What
are you if religious and social influences include Catholic schools, a
Hindu father, a Muslim mother, and existential philosophy that questions
if you exist at all? It creates a blank state. It makes you question
everything. You stop thinking in absolutes. You are open to everything and
closed to all absolutes, all dogma.
You
pare everything down to basics. You don't go through a church, mosque,
temple, religious site, guru, priest, maulvi, tithes, mantras, rosaries,
suras to acknowledge those moments when you are sure there is a higher
being.
Those
miraculous moments when the timing is too perfect, the web of
circumstances that pull you out of deep waters, out of despair, out of
hopelessness too intricate to be called coincidence. That's when you talk
directly from your heart to the life force to your maker.
But
Christmas is a time of the blues-like all great festivals of the world it
forces you to take stock of yourself. Despite all the materialism it has
come to represent, despite the corny films and tired platitudes, we are
moved by its essential spirit, and reminded of our mortality. The frenzy
of good wishes, the pantomimes, and films where the toughest mortals melt
into a kind of universal gooey cauldron of giving is our acknowledgement
that we need other people.
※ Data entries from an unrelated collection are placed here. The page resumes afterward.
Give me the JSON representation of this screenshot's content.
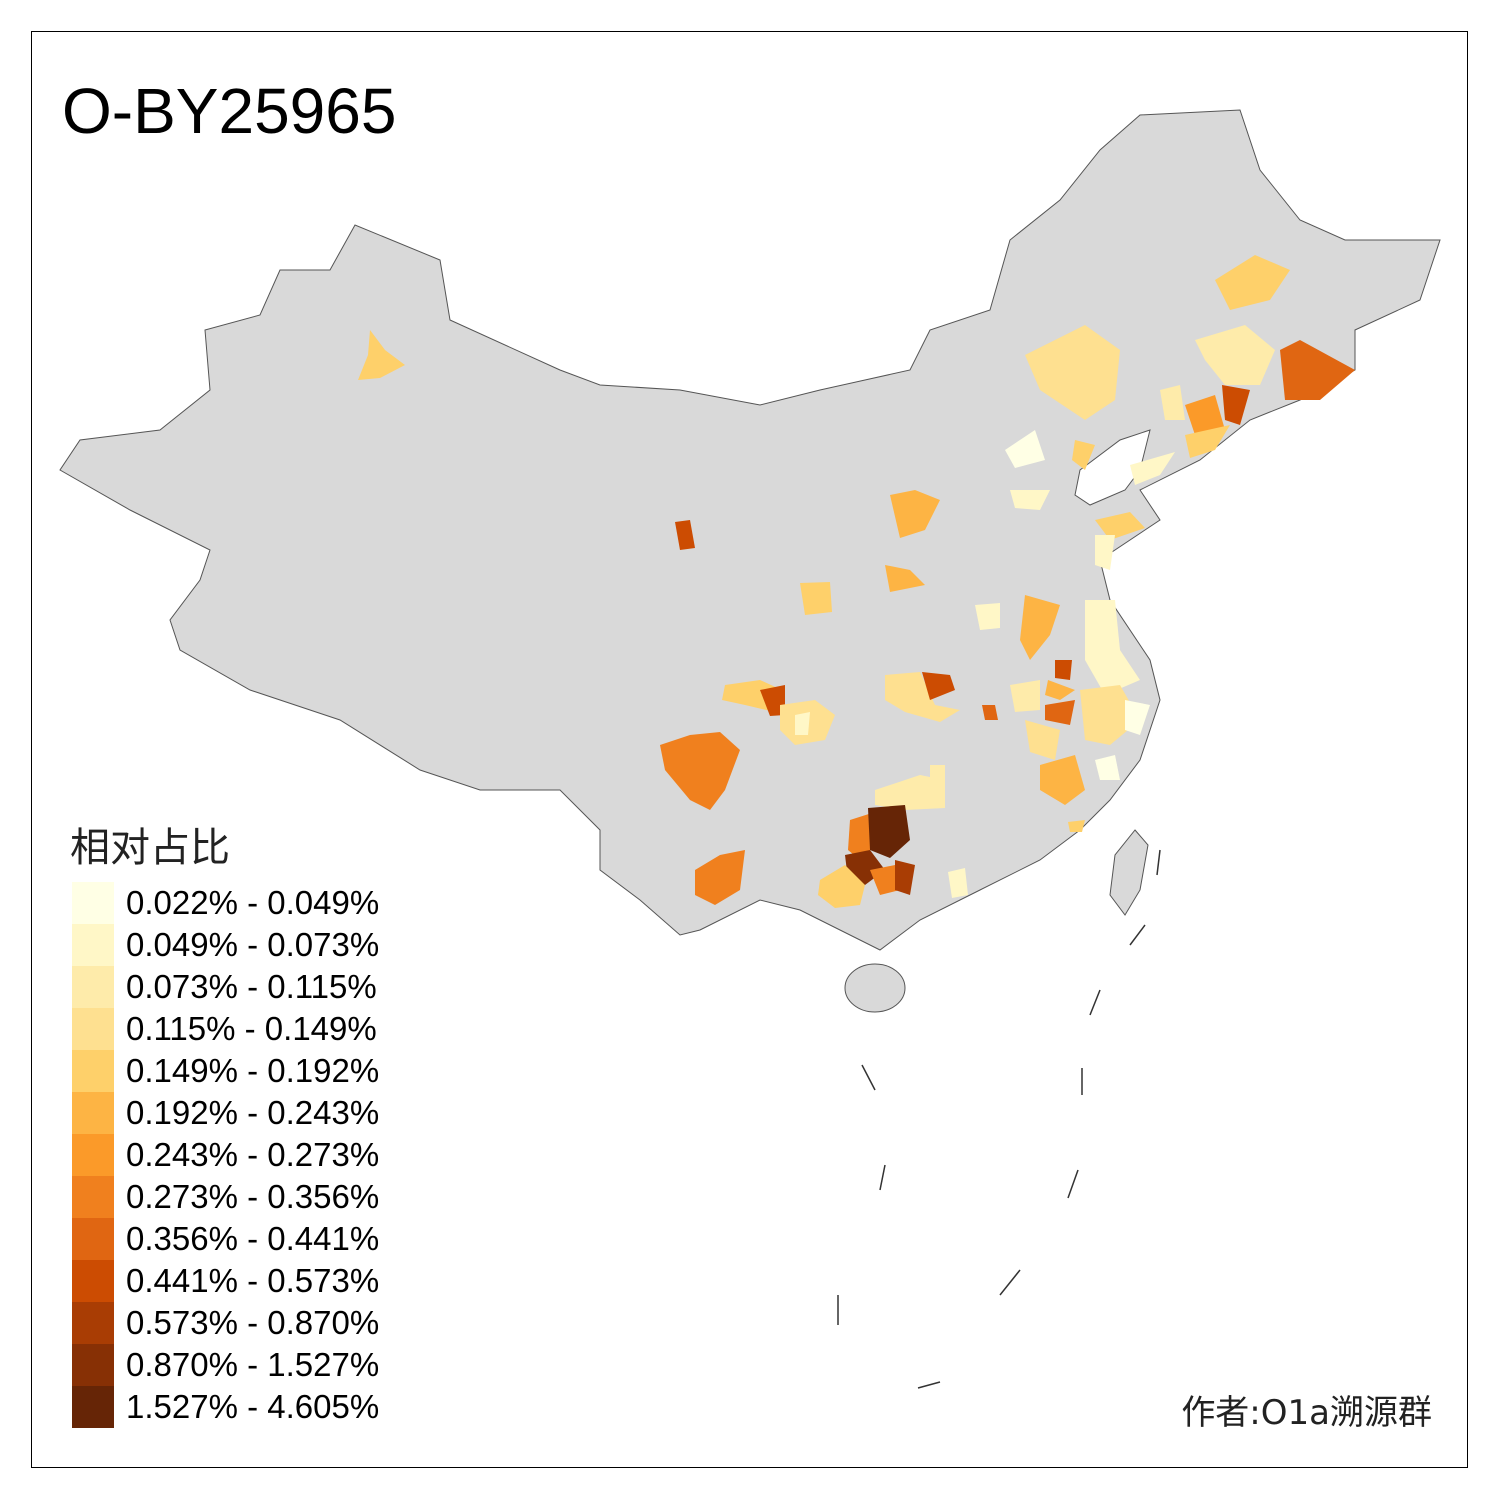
{
  "title": "O-BY25965",
  "legend": {
    "title": "相对占比",
    "items": [
      {
        "label": "0.022% - 0.049%",
        "color": "#FFFFE5"
      },
      {
        "label": "0.049% - 0.073%",
        "color": "#FFF7C7"
      },
      {
        "label": "0.073% - 0.115%",
        "color": "#FEEBAA"
      },
      {
        "label": "0.115% - 0.149%",
        "color": "#FEE090"
      },
      {
        "label": "0.149% - 0.192%",
        "color": "#FED06A"
      },
      {
        "label": "0.192% - 0.243%",
        "color": "#FDB444"
      },
      {
        "label": "0.243% - 0.273%",
        "color": "#FB9A29"
      },
      {
        "label": "0.273% - 0.356%",
        "color": "#F0801E"
      },
      {
        "label": "0.356% - 0.441%",
        "color": "#E06612"
      },
      {
        "label": "0.441% - 0.573%",
        "color": "#CC4C02"
      },
      {
        "label": "0.573% - 0.870%",
        "color": "#A93D04"
      },
      {
        "label": "0.870% - 1.527%",
        "color": "#873005"
      },
      {
        "label": "1.527% - 4.605%",
        "color": "#662506"
      }
    ]
  },
  "base_color": "#D9D9D9",
  "author": "作者:O1a溯源群"
}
That we need to give to receive.
But
why the blues. Why now? Why not? We spend most of our days running away
from ourselves, trying to pretend that time is not passing, that there's
always tomorrow to make up for the all the giving we didn't do. Then we
find there isn't that much time after all. At Christmas when we take stock
we find a tree is just a tree, and a perfume is just that, and that houses
stand and bank accounts sit while people die as we all will.
I'm
not being grim. I'm being real Take stock. Look at yourself. You may have
a lovely home, and beautiful kids, and a great relationship, but you know
at Christmas (especially because you are forced to measure yourself
against people who have nothing, forced to tackle that vagrant in the eye
and see that she is human,) that we all live in a house of cards. Pull a
wrong card, randomly, and you might find it all falls down. The
relationship you thought was rich and complex and full can collapse.
Perhaps it was all in your head. Children are fragile, a source of
perpetual anxiety because you can't protect them from their own mortality.
Sickness can freeze an entire family.
Everything
can all fall down and at Christmas we are all like little children
desperately sticking our lives together with unreliable cello tape.
When
a precious friend brought me an exquisite carving of the Buddha from India
and I examined it under a Christmas tree, hearing the laugher of girl
children peal like many many bells, thinking of my friends and family and
the people whose lives we weave and are woven in and out of, seeing the
soft rain glow in the green lamplight and moonlight, I spewed out to her
much of what I have written here allowing my lament on human fragility,
frailty and fear to pour out like lava.
I
didn't expect that in addition to her gift of the Buddha (which in essence
is the gift of knowledge because here was another door to open, another
way of living to examine) this beautiful girl was disguised as one of the
wise kings. I didn't expect her response which was both comforting and
real.
"We
are all alone. All this (she gestured towards a home, -all the solidity of
treasured things, mementoes of times past) is transient. One day you and I
will be 60 or 70. This will all go. The relationships as you know them
will go. People will die. Children will leave. The bodies we work on now
will fall down. And we won't care. Beautiful fabrics will get moth-
ridden. The thing we need to face is this: (and its not such a bad thing)
Life is a very individual journey through a tunnel for each of us. Like
monkeys in a troop we have human needs along the way - like the need for
companionship, for affirmation, for love.
We
need companionship to ease the tension, to dull the fear of the dark.
But
in every moment you knowingly walk through that tunnel alone, you gather
immense power, you take back the power that was always yours. And with
that knowledge you can participate in the world without being unduly
attached.
And
perhaps that lack of attachment, the knowledge of transience will allow us
to shed the tinsel ego that comes with the material world and allow us to
be a little more generous spirited, more forgiving, spread more cheer (in
a real way like giving a child an education rather than a toy) and
infinitely more humble this Christmas.
Merry
Christmas and may you feel all the gooey chocolately feelings you can.